What UCLA OARC Does

The UCLA Office of Advanced Research Computing (OARC) is a central, university-wide provider of high-performance computing (HPC), data storage, and research IT support services. It operates large-scale computing clusters, cloud platforms, and specialized software environments to enable data-intensive research across all academic disciplines—from simulating galaxy formation to analyzing genomic sequences. OARC's mission is to lower the barrier to advanced computing for UCLA faculty, staff, and students, providing the infrastructure, expertise, and training necessary for cutting-edge computational and data-driven science.

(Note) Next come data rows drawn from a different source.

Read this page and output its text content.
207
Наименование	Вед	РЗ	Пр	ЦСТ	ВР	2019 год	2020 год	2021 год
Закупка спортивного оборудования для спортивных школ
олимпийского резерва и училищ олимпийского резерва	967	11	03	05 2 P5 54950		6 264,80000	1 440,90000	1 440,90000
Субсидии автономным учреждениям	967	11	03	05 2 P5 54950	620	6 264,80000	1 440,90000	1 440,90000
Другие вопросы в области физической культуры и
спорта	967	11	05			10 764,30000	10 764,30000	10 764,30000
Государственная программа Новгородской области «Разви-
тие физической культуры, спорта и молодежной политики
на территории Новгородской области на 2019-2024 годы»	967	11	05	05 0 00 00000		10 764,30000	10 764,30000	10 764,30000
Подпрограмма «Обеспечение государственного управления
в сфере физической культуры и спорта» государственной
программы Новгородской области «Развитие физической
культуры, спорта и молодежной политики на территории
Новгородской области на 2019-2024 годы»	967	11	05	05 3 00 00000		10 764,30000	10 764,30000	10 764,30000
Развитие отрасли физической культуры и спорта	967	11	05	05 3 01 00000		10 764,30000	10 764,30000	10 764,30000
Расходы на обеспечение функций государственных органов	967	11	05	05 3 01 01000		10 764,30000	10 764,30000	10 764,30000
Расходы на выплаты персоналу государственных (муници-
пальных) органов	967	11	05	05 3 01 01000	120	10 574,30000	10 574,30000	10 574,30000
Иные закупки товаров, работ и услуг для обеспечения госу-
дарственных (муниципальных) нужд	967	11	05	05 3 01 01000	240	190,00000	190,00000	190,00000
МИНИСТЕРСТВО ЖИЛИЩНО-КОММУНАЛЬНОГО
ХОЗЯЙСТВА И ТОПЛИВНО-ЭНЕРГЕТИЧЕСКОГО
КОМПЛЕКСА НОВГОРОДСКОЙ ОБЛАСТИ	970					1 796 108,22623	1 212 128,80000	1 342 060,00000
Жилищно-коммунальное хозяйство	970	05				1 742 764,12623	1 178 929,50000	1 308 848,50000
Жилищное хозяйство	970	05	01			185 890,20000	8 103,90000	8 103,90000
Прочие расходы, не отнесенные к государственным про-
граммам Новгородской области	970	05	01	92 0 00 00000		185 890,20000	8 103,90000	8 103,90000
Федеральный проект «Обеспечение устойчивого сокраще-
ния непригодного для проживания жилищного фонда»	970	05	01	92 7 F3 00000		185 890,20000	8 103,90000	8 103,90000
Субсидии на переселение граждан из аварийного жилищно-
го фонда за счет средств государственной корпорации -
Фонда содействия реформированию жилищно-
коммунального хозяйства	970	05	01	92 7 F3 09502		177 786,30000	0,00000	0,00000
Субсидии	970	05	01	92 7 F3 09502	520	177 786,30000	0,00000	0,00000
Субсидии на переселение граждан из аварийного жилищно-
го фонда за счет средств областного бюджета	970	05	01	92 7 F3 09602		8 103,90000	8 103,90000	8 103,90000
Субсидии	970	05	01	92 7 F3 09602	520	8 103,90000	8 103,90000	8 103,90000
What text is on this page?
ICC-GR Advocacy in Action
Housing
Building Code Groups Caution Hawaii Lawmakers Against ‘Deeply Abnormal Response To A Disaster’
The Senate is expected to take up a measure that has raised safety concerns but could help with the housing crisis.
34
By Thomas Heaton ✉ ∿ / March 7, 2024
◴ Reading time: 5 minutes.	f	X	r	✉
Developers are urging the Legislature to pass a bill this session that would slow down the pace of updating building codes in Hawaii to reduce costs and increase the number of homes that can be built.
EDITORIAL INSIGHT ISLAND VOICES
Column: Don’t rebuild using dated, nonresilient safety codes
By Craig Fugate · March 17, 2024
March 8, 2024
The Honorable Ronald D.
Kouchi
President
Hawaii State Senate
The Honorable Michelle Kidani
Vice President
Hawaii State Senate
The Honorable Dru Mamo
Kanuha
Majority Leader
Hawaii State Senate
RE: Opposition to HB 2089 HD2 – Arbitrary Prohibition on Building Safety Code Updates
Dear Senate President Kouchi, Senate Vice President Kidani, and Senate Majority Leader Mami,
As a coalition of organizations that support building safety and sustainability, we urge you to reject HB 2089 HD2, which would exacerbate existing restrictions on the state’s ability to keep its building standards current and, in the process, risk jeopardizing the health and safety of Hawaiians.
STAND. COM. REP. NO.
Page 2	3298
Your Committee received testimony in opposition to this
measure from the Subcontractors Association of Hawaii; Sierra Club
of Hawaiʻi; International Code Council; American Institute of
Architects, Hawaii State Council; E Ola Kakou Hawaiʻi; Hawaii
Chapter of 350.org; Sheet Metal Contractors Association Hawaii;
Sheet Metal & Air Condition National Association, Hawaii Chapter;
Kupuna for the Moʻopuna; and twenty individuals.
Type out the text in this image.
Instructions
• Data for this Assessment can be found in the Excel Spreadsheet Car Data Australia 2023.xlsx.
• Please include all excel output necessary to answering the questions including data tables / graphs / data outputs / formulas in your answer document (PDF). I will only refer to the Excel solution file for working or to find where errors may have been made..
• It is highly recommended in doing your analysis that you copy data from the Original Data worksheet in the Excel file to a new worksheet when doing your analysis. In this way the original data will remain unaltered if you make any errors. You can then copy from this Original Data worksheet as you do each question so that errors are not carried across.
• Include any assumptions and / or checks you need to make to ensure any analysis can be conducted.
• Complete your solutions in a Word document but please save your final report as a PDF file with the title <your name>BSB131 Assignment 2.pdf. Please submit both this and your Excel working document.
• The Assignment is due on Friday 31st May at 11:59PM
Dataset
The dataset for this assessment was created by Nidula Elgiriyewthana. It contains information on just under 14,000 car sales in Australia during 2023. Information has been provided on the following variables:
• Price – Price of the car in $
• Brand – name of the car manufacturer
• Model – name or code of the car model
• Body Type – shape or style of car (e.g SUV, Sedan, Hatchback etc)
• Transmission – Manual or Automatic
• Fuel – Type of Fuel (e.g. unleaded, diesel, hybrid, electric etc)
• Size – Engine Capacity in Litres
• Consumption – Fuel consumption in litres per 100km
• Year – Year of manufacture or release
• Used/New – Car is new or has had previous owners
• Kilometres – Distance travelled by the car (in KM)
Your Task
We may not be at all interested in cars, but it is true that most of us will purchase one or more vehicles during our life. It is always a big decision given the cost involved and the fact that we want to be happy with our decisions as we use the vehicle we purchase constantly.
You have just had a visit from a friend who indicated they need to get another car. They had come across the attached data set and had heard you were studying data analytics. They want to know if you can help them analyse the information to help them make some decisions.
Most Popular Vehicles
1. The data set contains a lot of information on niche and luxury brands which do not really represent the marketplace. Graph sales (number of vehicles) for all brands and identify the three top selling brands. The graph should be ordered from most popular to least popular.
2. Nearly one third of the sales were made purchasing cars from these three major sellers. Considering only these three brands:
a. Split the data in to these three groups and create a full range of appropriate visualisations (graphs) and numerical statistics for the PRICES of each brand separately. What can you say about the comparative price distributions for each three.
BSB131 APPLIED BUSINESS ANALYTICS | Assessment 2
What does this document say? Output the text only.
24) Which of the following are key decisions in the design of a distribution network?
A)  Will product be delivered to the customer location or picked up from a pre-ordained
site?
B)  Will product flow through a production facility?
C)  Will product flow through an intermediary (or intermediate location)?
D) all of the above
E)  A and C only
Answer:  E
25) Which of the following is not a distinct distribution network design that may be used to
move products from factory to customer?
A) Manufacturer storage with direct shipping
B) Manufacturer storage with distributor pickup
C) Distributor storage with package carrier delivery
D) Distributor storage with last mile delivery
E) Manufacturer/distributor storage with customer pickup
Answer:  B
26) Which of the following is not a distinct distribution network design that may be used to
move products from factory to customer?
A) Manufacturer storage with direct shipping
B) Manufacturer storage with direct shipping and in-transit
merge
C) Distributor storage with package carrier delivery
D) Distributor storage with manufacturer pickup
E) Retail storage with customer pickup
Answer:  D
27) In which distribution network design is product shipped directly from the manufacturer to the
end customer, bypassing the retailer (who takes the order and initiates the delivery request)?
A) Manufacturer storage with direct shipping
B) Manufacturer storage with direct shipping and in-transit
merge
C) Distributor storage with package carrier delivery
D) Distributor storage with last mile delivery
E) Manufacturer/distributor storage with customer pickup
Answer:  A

Why AI Matters at This Scale

As part of a massive public university system (size band 10,001+), OARC supports thousands of researchers whose work increasingly relies on artificial intelligence and machine learning. At this institutional scale, even small efficiency gains in resource utilization or support automation translate into significant cost savings and accelerated research outcomes. Furthermore, OARC's role is evolving from a pure infrastructure provider to a strategic partner in computational methodology. Proactively integrating AI into its own service delivery and offering state-of-the-art AI/ML tools is essential to maintaining UCLA's competitive edge in attracting top research talent and funding.

Concrete AI Opportunities with ROI Framing

1. AI-Optimized Cluster Scheduling: Implementing intelligent schedulers that use ML to predict job runtimes and cluster load can dramatically improve hardware utilization. For a multi-million-dollar HPC investment, boosting utilization from 70% to 85% represents a massive effective ROI, reducing the need for costly future expansions and shortening researcher wait times, which directly accelerates grant-funded projects.

2. Automated Tiered Storage Management: Research data volume grows exponentially. An AI system that automatically classifies data and moves it between high-performance, standard, and archival storage based on usage patterns can cut storage costs by 20-30%. This saves hundreds of thousands annually, freeing budget for other strategic initiatives.

3. AI-Powered Research Support Portal: Developing an internal chatbot trained on OARC's documentation, system status, and common coding issues can handle a high volume of routine inquiries 24/7. This deflects tickets, allowing OARC's expert staff to focus on complex, high-value researcher support, improving service quality without increasing headcount.

Deployment Risks Specific to This Size Band

Deploying AI in a large public university unit involves unique risks. Procurement and Compliance: University purchasing and legal processes are slow and rigid, ill-suited for the rapid iteration cycles of AI startups. Contracts for AI services must meet stringent data privacy (e.g., FERPA, HIPAA) and security standards. Budget Cyclicality: Funding is often tied to annual state allocations or grants, making multi-year investment in speculative AI projects difficult. Diverse Stakeholder Needs: Serving hundreds of research groups means AI solutions must be generalized enough to be broadly useful, potentially diluting value, or require unsustainable customization. Talent Retention: Competing with private-sector salaries for AI/ML engineers is a constant challenge, risking the loss of key personnel who implement and maintain these advanced systems.